Between 2009 and 2016, about 30% of houses that came to market were withdrawn because they didn’t sell. You only had a 70% chance of selling if you went to the market in that period. 

But in the last downturn, we started with high mortgage rates (8-9% in 2007) and the Reserve Bank aggressively cutting rates to support the economy, which helped stabilize the market. This time around, we have the opposite situation; low interest rates caused the boom, and high global inflation is making much higher interest rates a near certainty over the next couple of years. It seems probable, considering interest rates, human nature and the disparity between property prices and incomes, that we are going to see a sharp drop in property values in the short term followed by a similarly protracted period of no growth in the market. 

Will this downturn be worse than what we experienced in the GFC? I’ve never seen the number of transactions in Wellington drop by more than 40%. We are very close to that now, in Wellington, over the most recent quarter. 

Is it all bad news? Well last year no one could ever imagine property prices ever being affordable again. But if you combine a long period of price stagnation with income inflation, it is conceivable that, in 5 – 10 years, houses will be significantly more affordable – in a relative sense. It is hard to argue that that would not be a great outcome for society. 

In the meantime, no one’s going to be in any hurry because they’re not going to feel the urgency of rising property values. Both buyers and sellers are in a stalemate. Sales volumes have gone down, stock levels have gone up and there is a massive increase in supply — not from new listings coming to the market, but because houses will take longer to sell. The average time for a house to sell in Wellington has already doubled from as low as 20 days to over 40. 

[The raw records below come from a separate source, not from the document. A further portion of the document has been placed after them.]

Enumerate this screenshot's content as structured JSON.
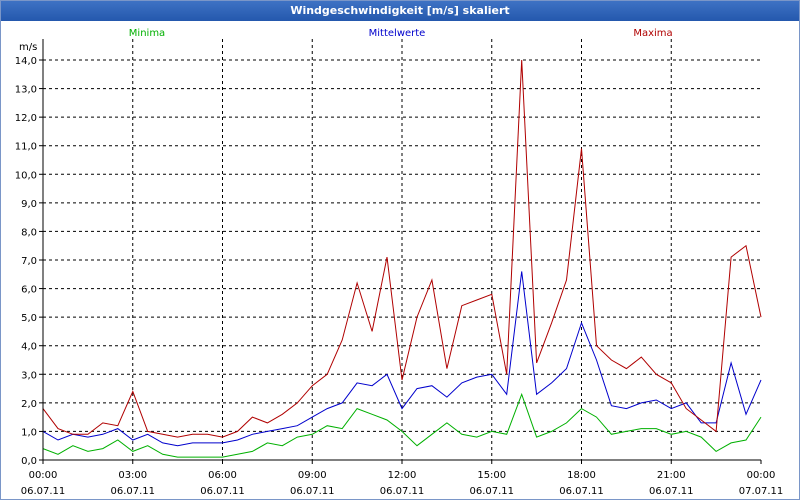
{
  "window": {
    "title": "Windgeschwindigkeit [m/s] skaliert"
  },
  "chart_data": {
    "type": "line",
    "title": "Windgeschwindigkeit [m/s] skaliert",
    "ylabel": "m/s",
    "ylim": [
      0,
      14
    ],
    "xlim": [
      0,
      24
    ],
    "y_ticks": [
      "0,0",
      "1,0",
      "2,0",
      "3,0",
      "4,0",
      "5,0",
      "6,0",
      "7,0",
      "8,0",
      "9,0",
      "10,0",
      "11,0",
      "12,0",
      "13,0",
      "14,0"
    ],
    "x_ticks": [
      {
        "time": "00:00",
        "date": "06.07.11"
      },
      {
        "time": "03:00",
        "date": "06.07.11"
      },
      {
        "time": "06:00",
        "date": "06.07.11"
      },
      {
        "time": "09:00",
        "date": "06.07.11"
      },
      {
        "time": "12:00",
        "date": "06.07.11"
      },
      {
        "time": "15:00",
        "date": "06.07.11"
      },
      {
        "time": "18:00",
        "date": "06.07.11"
      },
      {
        "time": "21:00",
        "date": "06.07.11"
      },
      {
        "time": "00:00",
        "date": "07.07.11"
      }
    ],
    "grid": true,
    "legend_position": "top",
    "series": [
      {
        "name": "Minima",
        "color": "#00b000",
        "x": [
          0,
          0.5,
          1,
          1.5,
          2,
          2.5,
          3,
          3.5,
          4,
          4.5,
          5,
          5.5,
          6,
          6.5,
          7,
          7.5,
          8,
          8.5,
          9,
          9.5,
          10,
          10.5,
          11,
          11.5,
          12,
          12.5,
          13,
          13.5,
          14,
          14.5,
          15,
          15.5,
          16,
          16.5,
          17,
          17.5,
          18,
          18.5,
          19,
          19.5,
          20,
          20.5,
          21,
          21.5,
          22,
          22.5,
          23,
          23.5,
          24
        ],
        "values": [
          0.4,
          0.2,
          0.5,
          0.3,
          0.4,
          0.7,
          0.3,
          0.5,
          0.2,
          0.1,
          0.1,
          0.1,
          0.1,
          0.2,
          0.3,
          0.6,
          0.5,
          0.8,
          0.9,
          1.2,
          1.1,
          1.8,
          1.6,
          1.4,
          1.0,
          0.5,
          0.9,
          1.3,
          0.9,
          0.8,
          1.0,
          0.9,
          2.3,
          0.8,
          1.0,
          1.3,
          1.8,
          1.5,
          0.9,
          1.0,
          1.1,
          1.1,
          0.9,
          1.0,
          0.8,
          0.3,
          0.6,
          0.7,
          1.5
        ]
      },
      {
        "name": "Mittelwerte",
        "color": "#0000cc",
        "x": [
          0,
          0.5,
          1,
          1.5,
          2,
          2.5,
          3,
          3.5,
          4,
          4.5,
          5,
          5.5,
          6,
          6.5,
          7,
          7.5,
          8,
          8.5,
          9,
          9.5,
          10,
          10.5,
          11,
          11.5,
          12,
          12.5,
          13,
          13.5,
          14,
          14.5,
          15,
          15.5,
          16,
          16.5,
          17,
          17.5,
          18,
          18.5,
          19,
          19.5,
          20,
          20.5,
          21,
          21.5,
          22,
          22.5,
          23,
          23.5,
          24
        ],
        "values": [
          1.0,
          0.7,
          0.9,
          0.8,
          0.9,
          1.1,
          0.7,
          0.9,
          0.6,
          0.5,
          0.6,
          0.6,
          0.6,
          0.7,
          0.9,
          1.0,
          1.1,
          1.2,
          1.5,
          1.8,
          2.0,
          2.7,
          2.6,
          3.0,
          1.8,
          2.5,
          2.6,
          2.2,
          2.7,
          2.9,
          3.0,
          2.3,
          6.6,
          2.3,
          2.7,
          3.2,
          4.8,
          3.5,
          1.9,
          1.8,
          2.0,
          2.1,
          1.8,
          2.0,
          1.3,
          1.3,
          3.4,
          1.6,
          2.8
        ]
      },
      {
        "name": "Maxima",
        "color": "#b00000",
        "x": [
          0,
          0.5,
          1,
          1.5,
          2,
          2.5,
          3,
          3.5,
          4,
          4.5,
          5,
          5.5,
          6,
          6.5,
          7,
          7.5,
          8,
          8.5,
          9,
          9.5,
          10,
          10.5,
          11,
          11.5,
          12,
          12.5,
          13,
          13.5,
          14,
          14.5,
          15,
          15.5,
          16,
          16.5,
          17,
          17.5,
          18,
          18.5,
          19,
          19.5,
          20,
          20.5,
          21,
          21.5,
          22,
          22.5,
          23,
          23.5,
          24
        ],
        "values": [
          1.8,
          1.1,
          0.9,
          0.9,
          1.3,
          1.2,
          2.4,
          1.0,
          0.9,
          0.8,
          0.9,
          0.9,
          0.8,
          1.0,
          1.5,
          1.3,
          1.6,
          2.0,
          2.6,
          3.0,
          4.2,
          6.2,
          4.5,
          7.1,
          2.8,
          5.0,
          6.3,
          3.2,
          5.4,
          5.6,
          5.8,
          3.0,
          14.0,
          3.4,
          4.8,
          6.3,
          10.9,
          4.0,
          3.5,
          3.2,
          3.6,
          3.0,
          2.7,
          1.8,
          1.4,
          1.0,
          7.1,
          7.5,
          5.0
        ]
      }
    ]
  }
}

My advice? If you’re a seller, we’ve just had 6 years of the greatest property price boom that NZ has ever seen. We’re just past the peak. If you accept the market price today, you can lock in five-and-a-half years of that six years of capital gain. 

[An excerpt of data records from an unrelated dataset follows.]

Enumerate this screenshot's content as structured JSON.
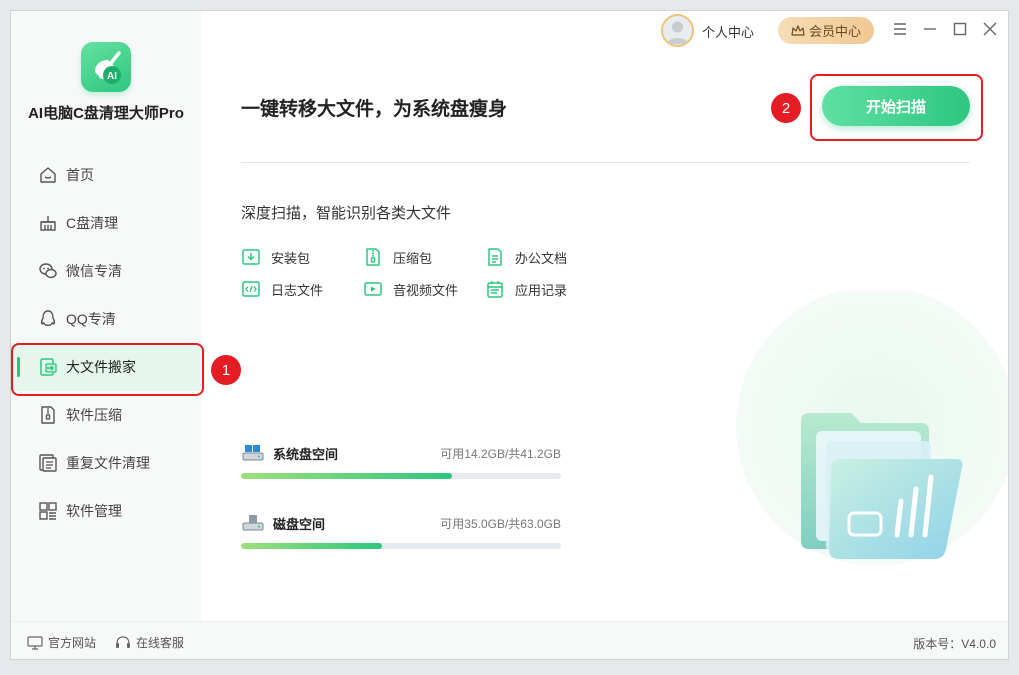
{
  "app": {
    "name": "AI电脑C盘清理大师Pro",
    "logo_text": "AI"
  },
  "sidebar": {
    "items": [
      {
        "label": "首页",
        "icon": "home-icon"
      },
      {
        "label": "C盘清理",
        "icon": "broom-icon"
      },
      {
        "label": "微信专清",
        "icon": "wechat-icon"
      },
      {
        "label": "QQ专清",
        "icon": "qq-penguin-icon"
      },
      {
        "label": "大文件搬家",
        "icon": "file-move-icon",
        "active": true
      },
      {
        "label": "软件压缩",
        "icon": "zip-icon"
      },
      {
        "label": "重复文件清理",
        "icon": "duplicate-file-icon"
      },
      {
        "label": "软件管理",
        "icon": "apps-grid-icon"
      }
    ]
  },
  "topbar": {
    "user_center": "个人中心",
    "vip_center": "会员中心",
    "icons": [
      "menu-icon",
      "minimize-icon",
      "maximize-icon",
      "close-icon"
    ]
  },
  "main": {
    "title": "一键转移大文件，为系统盘瘦身",
    "scan_button": "开始扫描",
    "section_desc": "深度扫描，智能识别各类大文件",
    "file_types": [
      {
        "label": "安装包",
        "icon": "installer-icon"
      },
      {
        "label": "压缩包",
        "icon": "archive-icon"
      },
      {
        "label": "办公文档",
        "icon": "document-icon"
      },
      {
        "label": "日志文件",
        "icon": "code-file-icon"
      },
      {
        "label": "音视频文件",
        "icon": "video-icon"
      },
      {
        "label": "应用记录",
        "icon": "calendar-icon"
      }
    ],
    "disks": [
      {
        "name": "系统盘空间",
        "usage": "可用14.2GB/共41.2GB",
        "used_fraction": 0.66,
        "icon": "system-drive-icon"
      },
      {
        "name": "磁盘空间",
        "usage": "可用35.0GB/共63.0GB",
        "used_fraction": 0.44,
        "icon": "drive-icon"
      }
    ]
  },
  "annotations": {
    "badge_1": "1",
    "badge_2": "2"
  },
  "footer": {
    "website": "官方网站",
    "support": "在线客服",
    "version": "版本号：V4.0.0"
  },
  "colors": {
    "accent": "#2dc77f",
    "highlight": "#e51c23",
    "sidebar_bg": "#f7f9f9",
    "active_item_bg": "#e5f6ec"
  }
}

Don’t get caught up in loss aversion. If you’ve paid $1 million for a house that is now worth $1.2 million instead of $1.3 million six months ago, you’ve still made a $200,000 tax-free capital gain. 

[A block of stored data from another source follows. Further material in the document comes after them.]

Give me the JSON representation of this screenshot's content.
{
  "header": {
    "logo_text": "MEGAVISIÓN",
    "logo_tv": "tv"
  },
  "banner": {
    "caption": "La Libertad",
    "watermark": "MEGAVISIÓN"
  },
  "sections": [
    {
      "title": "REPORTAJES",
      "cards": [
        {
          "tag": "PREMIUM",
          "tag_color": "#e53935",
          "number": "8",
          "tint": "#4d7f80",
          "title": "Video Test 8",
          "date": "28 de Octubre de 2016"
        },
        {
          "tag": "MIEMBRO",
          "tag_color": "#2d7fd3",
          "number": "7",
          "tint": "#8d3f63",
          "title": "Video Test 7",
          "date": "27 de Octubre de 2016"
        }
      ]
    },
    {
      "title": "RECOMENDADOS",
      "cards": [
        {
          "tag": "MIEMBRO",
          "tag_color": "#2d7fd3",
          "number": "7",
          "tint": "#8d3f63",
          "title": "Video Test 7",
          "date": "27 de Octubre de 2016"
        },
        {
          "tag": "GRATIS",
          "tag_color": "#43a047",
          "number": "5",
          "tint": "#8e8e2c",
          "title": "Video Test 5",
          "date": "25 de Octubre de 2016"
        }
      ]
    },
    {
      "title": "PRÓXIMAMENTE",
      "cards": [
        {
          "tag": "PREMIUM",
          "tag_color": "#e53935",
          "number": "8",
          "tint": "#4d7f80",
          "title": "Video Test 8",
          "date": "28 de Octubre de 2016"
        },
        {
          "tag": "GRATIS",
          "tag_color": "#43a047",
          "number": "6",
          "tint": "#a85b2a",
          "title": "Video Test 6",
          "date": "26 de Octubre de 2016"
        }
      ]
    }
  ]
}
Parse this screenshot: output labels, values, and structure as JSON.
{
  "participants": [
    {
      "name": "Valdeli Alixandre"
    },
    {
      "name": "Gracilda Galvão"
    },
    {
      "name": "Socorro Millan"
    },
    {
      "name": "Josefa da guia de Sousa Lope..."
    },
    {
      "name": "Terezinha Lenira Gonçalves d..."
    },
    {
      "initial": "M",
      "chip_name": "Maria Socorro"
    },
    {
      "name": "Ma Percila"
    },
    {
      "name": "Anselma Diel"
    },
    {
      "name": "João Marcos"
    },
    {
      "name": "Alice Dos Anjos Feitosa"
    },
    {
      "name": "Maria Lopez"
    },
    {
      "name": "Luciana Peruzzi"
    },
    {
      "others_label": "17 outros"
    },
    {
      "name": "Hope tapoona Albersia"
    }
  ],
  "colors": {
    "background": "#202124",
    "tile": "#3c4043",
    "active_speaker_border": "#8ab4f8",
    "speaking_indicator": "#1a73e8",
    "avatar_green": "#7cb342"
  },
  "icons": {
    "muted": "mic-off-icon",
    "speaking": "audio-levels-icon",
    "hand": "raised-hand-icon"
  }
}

That perceived loss is paper-only and doesn’t matter, especially if you’re buying in the same market. In fact, if you are trading up to a much more expensive property, you’re going to be better off with the market going down than you are if it goes up (assuming your property and the more expensive one drop by the same percentage). 

It can take time for owners to adjust to new prices. But if you just stay put and wait for things to get better, it is worth asking yourself what you are waiting for? You might have missed the absolute peak, but who expects to pick the peak anyway? If you’re not prepared to lock in 90% of the greatest property price boom we’ve ever seen, by meeting the market now, do you have time to wait for the next one? And what will stop the exact same situation occurring next time around anyway? 

People often say they don’t need to sell. But a better question is do you want to sell? Unless you purchased incredibly recently, you can still lock in much of that gain now, and maybe save yourself from changing your mind again in a year’s time when things might be worse. Work collaboratively with your salesperson. You’ve got to be on the same team. Take your cues from today’s market together, shipshape, or otherwise.